The provisional liquidators of African Global Operations, formerly Bosasa, have scored a victory over the company’s directors after the Supreme Court of Appeal (SCA) ruled that the liquidation of six subsidiary companies which secured unlawful contracts from the state can proceed.
The court also held that an auction of assets of the six companies, which raised about R113m, was lawful, rejecting the directors’ argument that they hadn’t given their consent.
The rulings will allow the liquidation process to continue, including an inquiry into who benefited from, and who should be held to account for, the millions of rand involved in Bosasa’s corrupt dealings with the government. Among the departments involved in the graft were the departments of social development and correctional services and Airports Company SA.
According to evidence at the Zondo commission of inquiry senior ANC officials, including minerals minister Gwede Mantashe, former health minister Zweli Mkhize and president Cyril Ramaphosa’s son, Andile, may have been involved.
Others in the spotlight are former Bosasa COO Angelo Agrizzi and relatives of late Bosasa CEO Gavin Watson, who have been waging a “litigious battle” with the provisional liquidators.
SCA acting judge Piet Meyer, who penned the recent judgment, with four of his colleagues concurring, said the revelations at the state capture inquiry had led to Bosasa’s banking facilities being withdrawn.
After Bosasa failed to find another bank, the directors of Africa Global Holdings and Africa Global Operations (a subsidiary) resolved to voluntarily wind up Operations and its 10 subsidiaries.
A flurry of litigation ensued, mainly by the liquidators who wanted to sell the assets of six of the companies, “the backbone of the group”, at public auction in December 2019.
Meyer found it that the provisional liquidators and the directors of the companies agreed the assets needed to sold expeditiously after the liquidators were advised that cabinet had resolved that all service level agreements between departmental and state-owned companies and any companies related to the African Global (Bosasa) group must be terminated.
The contracts secured by the six Bosasa companies had since been terminated but they were still paying expenses, including monthly insurance charges of R150,000. Without the power to sell the assets, the companies would have to keep paying for these substantial assets.
Before their permanent appointment, and before a meeting of creditors, the liquidators applied to the court for an extension of their powers to allow for the sale of assets.
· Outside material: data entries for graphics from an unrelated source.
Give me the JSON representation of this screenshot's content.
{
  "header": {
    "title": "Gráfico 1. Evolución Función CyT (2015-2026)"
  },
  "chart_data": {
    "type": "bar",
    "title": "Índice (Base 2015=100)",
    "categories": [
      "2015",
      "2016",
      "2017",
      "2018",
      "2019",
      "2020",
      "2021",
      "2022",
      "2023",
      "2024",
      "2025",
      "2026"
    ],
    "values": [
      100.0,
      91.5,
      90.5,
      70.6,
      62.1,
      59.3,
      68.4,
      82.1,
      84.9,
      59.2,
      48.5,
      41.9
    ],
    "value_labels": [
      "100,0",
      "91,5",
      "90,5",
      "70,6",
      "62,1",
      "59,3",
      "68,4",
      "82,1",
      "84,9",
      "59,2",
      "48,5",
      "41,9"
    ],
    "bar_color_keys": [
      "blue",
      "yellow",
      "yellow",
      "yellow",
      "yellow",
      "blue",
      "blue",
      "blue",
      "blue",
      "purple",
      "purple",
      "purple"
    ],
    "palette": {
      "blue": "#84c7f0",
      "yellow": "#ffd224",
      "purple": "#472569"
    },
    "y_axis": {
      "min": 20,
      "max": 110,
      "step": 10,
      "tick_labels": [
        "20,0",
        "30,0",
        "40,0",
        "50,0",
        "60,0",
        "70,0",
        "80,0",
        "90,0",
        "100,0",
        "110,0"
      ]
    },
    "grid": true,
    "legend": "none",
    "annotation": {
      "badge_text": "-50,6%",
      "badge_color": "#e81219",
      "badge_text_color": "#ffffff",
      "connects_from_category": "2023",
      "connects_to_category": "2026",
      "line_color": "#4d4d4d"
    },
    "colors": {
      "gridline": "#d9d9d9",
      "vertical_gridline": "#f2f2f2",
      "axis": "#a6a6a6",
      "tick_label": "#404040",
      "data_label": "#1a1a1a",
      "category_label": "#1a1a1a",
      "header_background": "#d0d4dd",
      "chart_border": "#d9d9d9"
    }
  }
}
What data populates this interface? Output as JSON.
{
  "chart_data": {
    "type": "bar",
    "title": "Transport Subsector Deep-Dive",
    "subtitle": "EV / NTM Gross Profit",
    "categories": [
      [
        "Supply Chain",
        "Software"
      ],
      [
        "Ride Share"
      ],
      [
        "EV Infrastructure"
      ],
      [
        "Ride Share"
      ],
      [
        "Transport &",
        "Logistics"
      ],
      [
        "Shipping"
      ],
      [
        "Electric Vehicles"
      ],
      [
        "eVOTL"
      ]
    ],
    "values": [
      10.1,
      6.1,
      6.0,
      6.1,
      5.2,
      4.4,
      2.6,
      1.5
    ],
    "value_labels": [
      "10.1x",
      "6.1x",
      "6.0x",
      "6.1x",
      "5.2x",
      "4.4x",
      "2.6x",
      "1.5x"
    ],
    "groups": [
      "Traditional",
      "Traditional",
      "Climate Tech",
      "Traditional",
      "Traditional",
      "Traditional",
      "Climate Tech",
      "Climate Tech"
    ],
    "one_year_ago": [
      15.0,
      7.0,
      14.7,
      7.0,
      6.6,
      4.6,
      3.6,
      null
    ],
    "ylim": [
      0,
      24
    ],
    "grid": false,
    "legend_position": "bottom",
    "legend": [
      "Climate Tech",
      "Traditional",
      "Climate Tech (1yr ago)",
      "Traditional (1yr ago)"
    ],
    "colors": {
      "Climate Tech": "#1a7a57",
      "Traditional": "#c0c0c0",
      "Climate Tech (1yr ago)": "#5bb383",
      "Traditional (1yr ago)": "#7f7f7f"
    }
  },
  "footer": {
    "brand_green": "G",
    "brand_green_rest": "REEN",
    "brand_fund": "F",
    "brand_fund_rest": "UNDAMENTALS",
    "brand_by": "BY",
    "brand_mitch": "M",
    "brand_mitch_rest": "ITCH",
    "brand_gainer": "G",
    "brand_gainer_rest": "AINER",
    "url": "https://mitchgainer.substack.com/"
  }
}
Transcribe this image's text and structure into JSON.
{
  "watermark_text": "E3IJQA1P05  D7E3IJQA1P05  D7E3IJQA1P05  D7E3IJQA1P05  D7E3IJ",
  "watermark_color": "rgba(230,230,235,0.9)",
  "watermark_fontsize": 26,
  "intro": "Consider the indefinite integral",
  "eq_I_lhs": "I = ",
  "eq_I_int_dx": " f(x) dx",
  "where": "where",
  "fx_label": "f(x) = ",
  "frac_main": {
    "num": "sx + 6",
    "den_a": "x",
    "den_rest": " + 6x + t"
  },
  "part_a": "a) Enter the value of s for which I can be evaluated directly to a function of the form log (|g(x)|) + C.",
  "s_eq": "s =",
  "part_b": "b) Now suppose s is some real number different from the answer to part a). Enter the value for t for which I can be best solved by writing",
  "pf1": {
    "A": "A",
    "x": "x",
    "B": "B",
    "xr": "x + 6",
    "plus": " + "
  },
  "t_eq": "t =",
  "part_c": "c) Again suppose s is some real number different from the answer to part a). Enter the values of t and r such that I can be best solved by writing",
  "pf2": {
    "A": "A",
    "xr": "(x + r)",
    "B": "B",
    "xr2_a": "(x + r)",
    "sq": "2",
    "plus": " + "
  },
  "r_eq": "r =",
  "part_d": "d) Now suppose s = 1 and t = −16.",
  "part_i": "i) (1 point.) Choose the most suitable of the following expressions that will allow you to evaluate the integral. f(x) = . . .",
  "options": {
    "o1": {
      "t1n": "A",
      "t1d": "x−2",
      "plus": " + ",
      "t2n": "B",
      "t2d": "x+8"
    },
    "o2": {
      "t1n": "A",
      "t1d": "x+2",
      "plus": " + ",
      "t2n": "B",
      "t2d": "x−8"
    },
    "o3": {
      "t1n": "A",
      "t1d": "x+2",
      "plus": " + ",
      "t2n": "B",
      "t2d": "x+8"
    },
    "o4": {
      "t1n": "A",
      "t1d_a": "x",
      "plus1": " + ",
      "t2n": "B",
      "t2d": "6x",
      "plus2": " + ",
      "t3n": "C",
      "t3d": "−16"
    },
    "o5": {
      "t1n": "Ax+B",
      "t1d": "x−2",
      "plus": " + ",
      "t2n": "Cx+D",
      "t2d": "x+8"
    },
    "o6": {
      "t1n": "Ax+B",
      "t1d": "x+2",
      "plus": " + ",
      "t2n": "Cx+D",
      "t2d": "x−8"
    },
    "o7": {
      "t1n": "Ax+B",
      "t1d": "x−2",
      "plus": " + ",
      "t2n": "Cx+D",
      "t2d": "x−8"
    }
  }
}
The directors agreed, on condition that they be consulted and approve of any such sale.
They argued in their court papers that they had not given consent for the sale.
The directors then instituted proceedings the day before the auction to place the companies in business rescue, which would have enabled them to trade their way out of trouble, and which, if approved, would nullify the liquidation proceedings and the auction.
Much of the argument in the SCA turned on the interpretation of when a business rescue application is “made”.
Meyer said while there were conflicting versions, “I subscribe to the interpretation that [an application] must be issued, served on the company and each affected person to trigger the suspension of liquidation proceedings that have already commenced”.
“Each affected person, a shareholder or a creditor of a company, a registered trade union and individual employees, is entitled to oppose or support the business rescue application,” Meyer wrote.
“It cannot be said, on a proper conspectus of the papers, that even now there has been compliance or even substantial compliance with the service and notification prescripts.
“It is common cause the Bosasa Group had about 4,500 employees. This was reduced to 50 employees after the voluntary winding up.”
On December 3 2109 only 29 employees were notified by electronic means of the business rescue application, Meyer said.
He said the application to stop the auction also ought to have been served on each of the joint liquidators of each of the six companies.
“I conclude the business rescue application was not ‘made’ within the meaning of the Companies Act and the suspension of the liquidation proceedings, including the public auction and subsequent sales, were not triggered.”
Regarding the assertion that the provisional liquidators did not have the power or consent to proceed with the auction, he said the liquidators’ powers had been extended by court.
“It could never have been the intention of the court hearing that application to have ordered the liquidators never to sell the assets without consultation or consent of the directors. Such a conclusion would be absurd. It would ignore the extended powers granted to the liquidators.”
The rulings also pave the way for the continuation of a behind-closed-doors section 417 inquiry, headed by retired judge Meyer Joffe, into the finances of Bosasa and to probe allegations of wrongdoing by its directors.